Under the condition of selecting 4-layer connection series, the method MA-Net of the present invention is compared with other methods, including the methods mentioned in the publications "Qiangnan Fan, Jiang Yang, Gang Huang, et al. A genetic removal architecture for single image removal and image smoothing. IEEE International Conference component Vision, 3238. 3247,2017. RNCEILNet, E Yang G, Dong Gong, Lingqiao Liu, et al. Seeiodense and binary evaluation: A genetic adaptation for single image removal and reflection evaluation, European Conference component, 9, 11 J.8, E.E.E. simulation distribution, III, IV, III, IV, III, IV, III, IV, III, IV, III, IV, III. For peer-to-peer comparisons, the same public data set training samples and the cubicle pressboard state image data set training samples were used, the parameter fine tuning was performed for each model, and the best results were given for the fine tuned version (indicated with suffix '-F')

As shown in fig. 22 and 23, the present invention shows the results of de-reflection visual processing of real nature landscape images and converter station cabinet platen images, wherein the input images (column 1), ceirnet (column 2), BDN (column 3), ERRNet (column 4), the method of the present invention (column 5). Compared with other methods, the method disclosed by the invention has the advantages that the visual effect is more accurate, most of unwanted reflections are deleted, the advantages of the processing effect on the characteristics of indoor and unnatural light, scattered light spots and high illumination intensity are obvious, and the problems of unobvious reflection removal effect, high noise and the like generally exist in other methods. Table 12 summarizes the experimental results of the different methods on the four real datasets, including Pressure-plate, Object, Postcard, and Zhang et al. The number of the test images in each data set is displayed behind the name, and PSNR and SSIM measurement indexes are adopted, so that the larger the values of PSNR and SSIM are, the better the performance is.

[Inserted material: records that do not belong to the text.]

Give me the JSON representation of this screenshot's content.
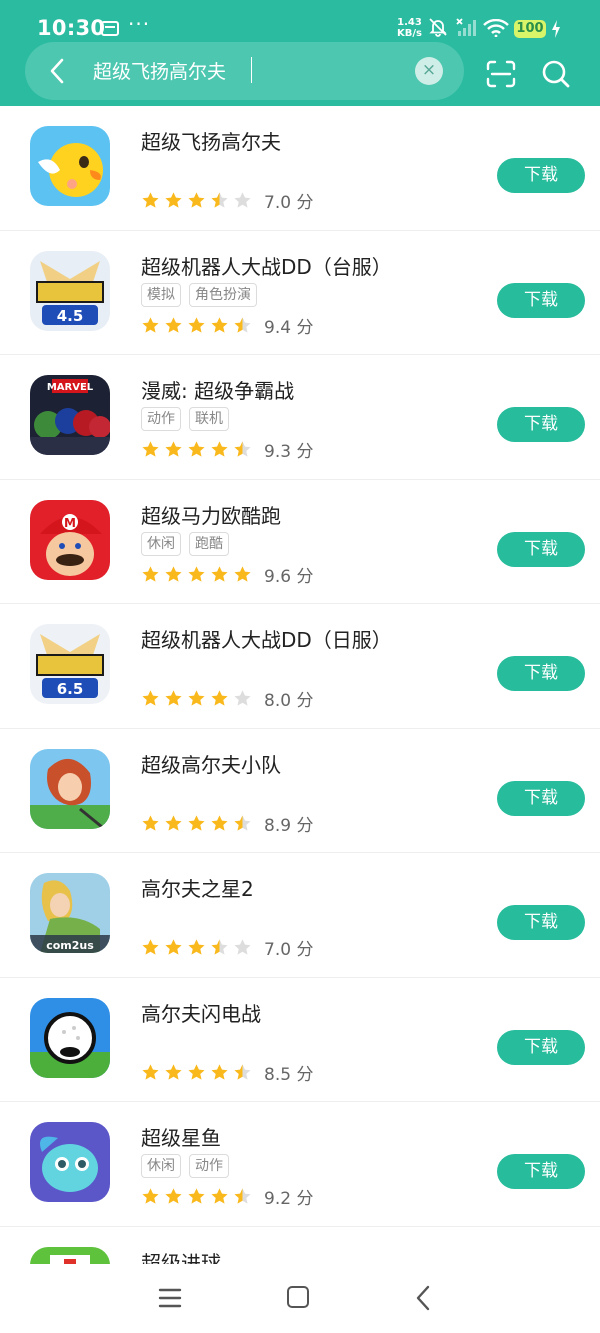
{
  "status_bar": {
    "time": "10:30",
    "more": "···",
    "speed_value": "1.43",
    "speed_unit": "KB/s",
    "battery": "100"
  },
  "search": {
    "query": "超级飞扬高尔夫",
    "clear_symbol": "×"
  },
  "colors": {
    "accent": "#2bbba0",
    "button": "#26bc9c",
    "star": "#f9b91d",
    "star_empty": "#dddddd"
  },
  "apps": [
    {
      "title": "超级飞扬高尔夫",
      "tags": [],
      "stars": 3.5,
      "score": "7.0 分",
      "button": "下载",
      "icon": "yellow-bird-icon"
    },
    {
      "title": "超级机器人大战DD（台服）",
      "tags": [
        "模拟",
        "角色扮演"
      ],
      "stars": 4.5,
      "score": "9.4 分",
      "button": "下载",
      "icon": "robot-wars-dd-icon"
    },
    {
      "title": "漫威: 超级争霸战",
      "tags": [
        "动作",
        "联机"
      ],
      "stars": 4.5,
      "score": "9.3 分",
      "button": "下载",
      "icon": "marvel-heroes-icon"
    },
    {
      "title": "超级马力欧酷跑",
      "tags": [
        "休闲",
        "跑酷"
      ],
      "stars": 5,
      "score": "9.6 分",
      "button": "下载",
      "icon": "mario-icon"
    },
    {
      "title": "超级机器人大战DD（日服）",
      "tags": [],
      "stars": 4,
      "score": "8.0 分",
      "button": "下载",
      "icon": "robot-wars-dd-jp-icon"
    },
    {
      "title": "超级高尔夫小队",
      "tags": [],
      "stars": 4.5,
      "score": "8.9 分",
      "button": "下载",
      "icon": "golf-girl-icon"
    },
    {
      "title": "高尔夫之星2",
      "tags": [],
      "stars": 3.5,
      "score": "7.0 分",
      "button": "下载",
      "icon": "golf-star-icon"
    },
    {
      "title": "高尔夫闪电战",
      "tags": [],
      "stars": 4.5,
      "score": "8.5 分",
      "button": "下载",
      "icon": "golf-ball-icon"
    },
    {
      "title": "超级星鱼",
      "tags": [
        "休闲",
        "动作"
      ],
      "stars": 4.5,
      "score": "9.2 分",
      "button": "下载",
      "icon": "star-fish-icon"
    },
    {
      "title": "超级进球",
      "tags": [],
      "stars": null,
      "score": "",
      "button": "",
      "icon": "goal-icon"
    }
  ]
}
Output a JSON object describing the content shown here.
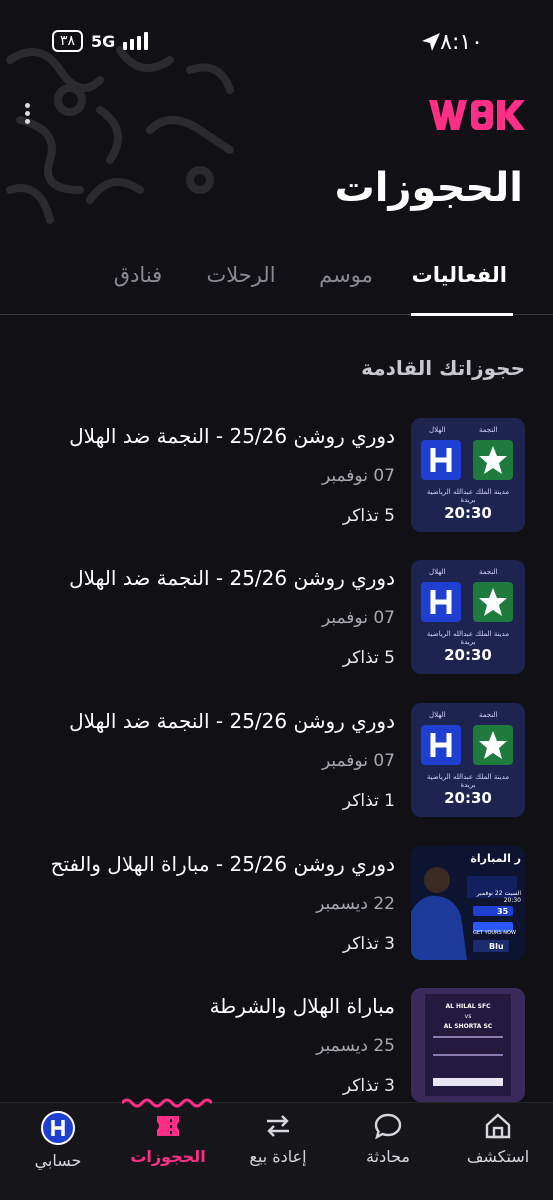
{
  "status": {
    "time": "٨:١٠",
    "battery": "٣٨",
    "network": "5G"
  },
  "header": {
    "logo_text": "WBK",
    "title": "الحجوزات"
  },
  "tabs": [
    "الفعاليات",
    "موسم",
    "الرحلات",
    "فنادق"
  ],
  "section": {
    "title": "حجوزاتك القادمة"
  },
  "bookings": [
    {
      "name": "دوري روشن 25/26 - النجمة  ضد الهلال",
      "date": "07 نوفمبر",
      "tickets": "5 تذاكر",
      "thumb": {
        "home": "الهلال",
        "away": "النجمة",
        "venue": "مدينة الملك عبدالله الرياضية",
        "city": "بريدة",
        "time": "20:30"
      }
    },
    {
      "name": "دوري روشن 25/26 - النجمة  ضد الهلال",
      "date": "07 نوفمبر",
      "tickets": "5 تذاكر",
      "thumb": {
        "home": "الهلال",
        "away": "النجمة",
        "venue": "مدينة الملك عبدالله الرياضية",
        "city": "بريدة",
        "time": "20:30"
      }
    },
    {
      "name": "دوري روشن 25/26 - النجمة  ضد الهلال",
      "date": "07 نوفمبر",
      "tickets": "1 تذاكر",
      "thumb": {
        "home": "الهلال",
        "away": "النجمة",
        "venue": "مدينة الملك عبدالله الرياضية",
        "city": "بريدة",
        "time": "20:30"
      }
    },
    {
      "name": "دوري روشن 25/26 - مباراة الهلال والفتح",
      "date": "22 ديسمبر",
      "tickets": "3 تذاكر",
      "thumb": {
        "headline": "ر المباراة",
        "date_line": "السبت 22 نوفمبر 20:30",
        "price": "35",
        "cta": "GET YOURS NOW",
        "brand": "Blu"
      }
    },
    {
      "name": "مباراة الهلال والشرطة",
      "date": "25 ديسمبر",
      "tickets": "3 تذاكر",
      "thumb": {
        "team_a": "AL HILAL SFC",
        "vs": "vs",
        "team_b": "AL SHORTA SC"
      }
    }
  ],
  "bottom_nav": [
    {
      "label": "استكشف",
      "icon": "home-icon"
    },
    {
      "label": "محادثة",
      "icon": "chat-icon"
    },
    {
      "label": "إعادة بيع",
      "icon": "resale-icon"
    },
    {
      "label": "الحجوزات",
      "icon": "ticket-icon",
      "active": true
    },
    {
      "label": "حسابي",
      "icon": "avatar-icon"
    }
  ],
  "colors": {
    "accent": "#ff2e86",
    "background": "#111014",
    "hilal_blue": "#1f3fd0",
    "najma_green": "#1f7a3e"
  }
}
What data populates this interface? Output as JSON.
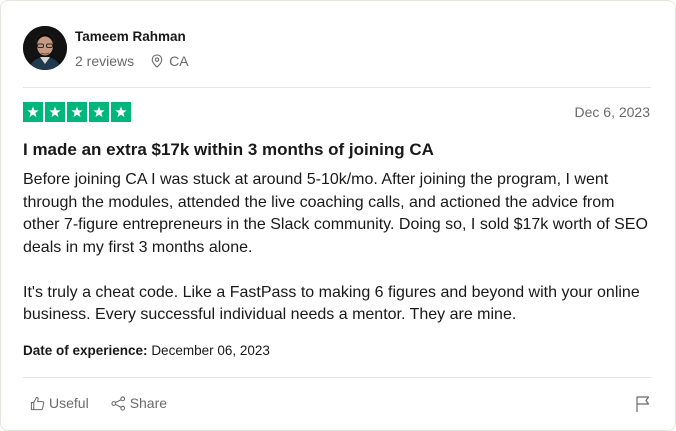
{
  "reviewer": {
    "name": "Tameem Rahman",
    "reviews_count": "2 reviews",
    "location": "CA"
  },
  "review": {
    "rating": 5,
    "star_color": "#00b67a",
    "date": "Dec 6, 2023",
    "title": "I made an extra $17k within 3 months of joining CA",
    "paragraph_1": "Before joining CA I was stuck at around 5-10k/mo. After joining the program, I went through the modules, attended the live coaching calls, and actioned the advice from other 7-figure entrepreneurs in the Slack community. Doing so, I sold $17k worth of SEO deals in my first 3 months alone.",
    "paragraph_2": "It's truly a cheat code. Like a FastPass to making 6 figures and beyond with your online business. Every successful individual needs a mentor. They are mine.",
    "experience_label": "Date of experience:",
    "experience_date": "December 06, 2023"
  },
  "actions": {
    "useful_label": "Useful",
    "share_label": "Share",
    "useful_icon": "thumbs-up-icon",
    "share_icon": "share-icon",
    "flag_icon": "flag-icon"
  }
}
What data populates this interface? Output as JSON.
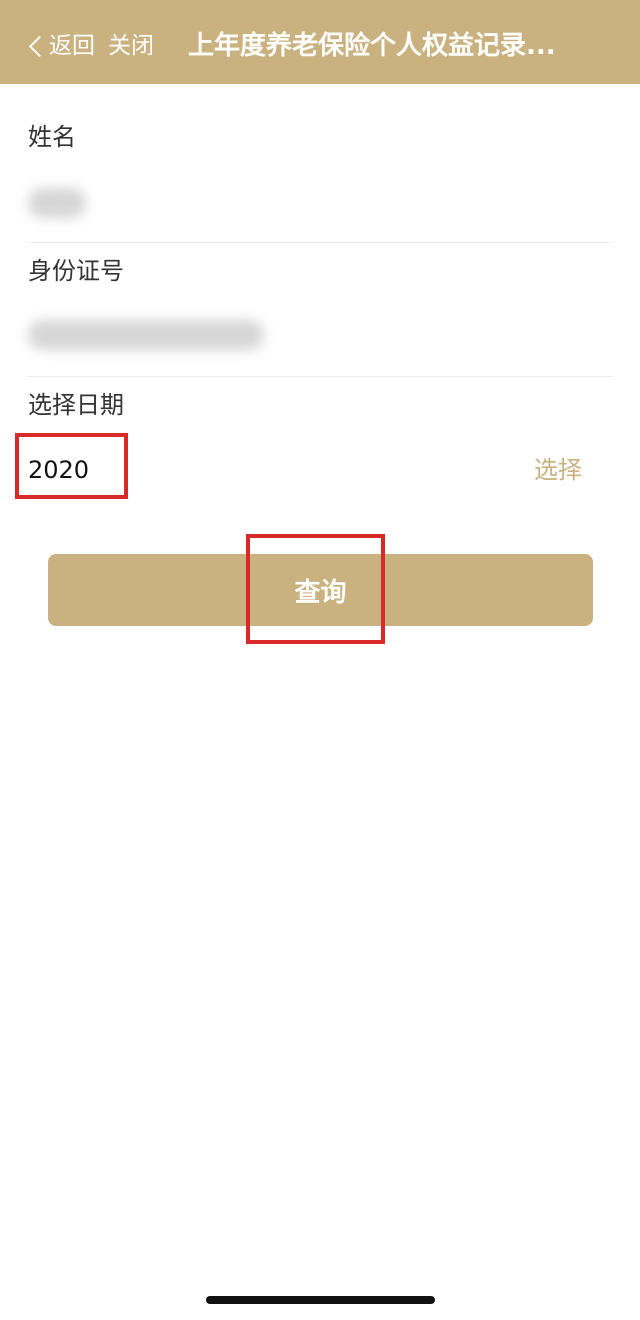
{
  "theme": {
    "accent": "#c9b27f",
    "highlight": "#d92a2a"
  },
  "navbar": {
    "back_icon": "chevron-left-icon",
    "back_label": "返回",
    "close_label": "关闭",
    "title": "上年度养老保险个人权益记录..."
  },
  "form": {
    "name": {
      "label": "姓名"
    },
    "id_number": {
      "label": "身份证号"
    },
    "date": {
      "label": "选择日期",
      "value": "2020",
      "select_label": "选择"
    }
  },
  "submit_label": "查询"
}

TABLE 12 quantitative comparison of different methods on four real data sets

It can be seen from table 2 that, in addition to the Zhang et. data sets disclosed in the documents Xuaner Zhang, Ren Ng, Qifeng chemical image reflection separation with performance errors, ieee Conference on Computer Vision and Pattern Recognition,4786 and 20194, 2018, the MA-Net of the present invention achieves the best performance on all data sets, since ERRNet is built on the basis of Zhang et. model, whose network model has better generalization capability on the data set, the algorithm has better performance on Zhang et. data set. MA-Net outperforms other methods on average performance across all test data sets.

Table 13, for the existing platen state identification method (cluster matching method, improved BOF method, OpenVINO method, transfer learning method, and improved SSD method), the platen state data set Pressure-plate of the screen cabinet is used as an object, and the influence of the reflection removal network on the platen state identification result is contrastively analyzed.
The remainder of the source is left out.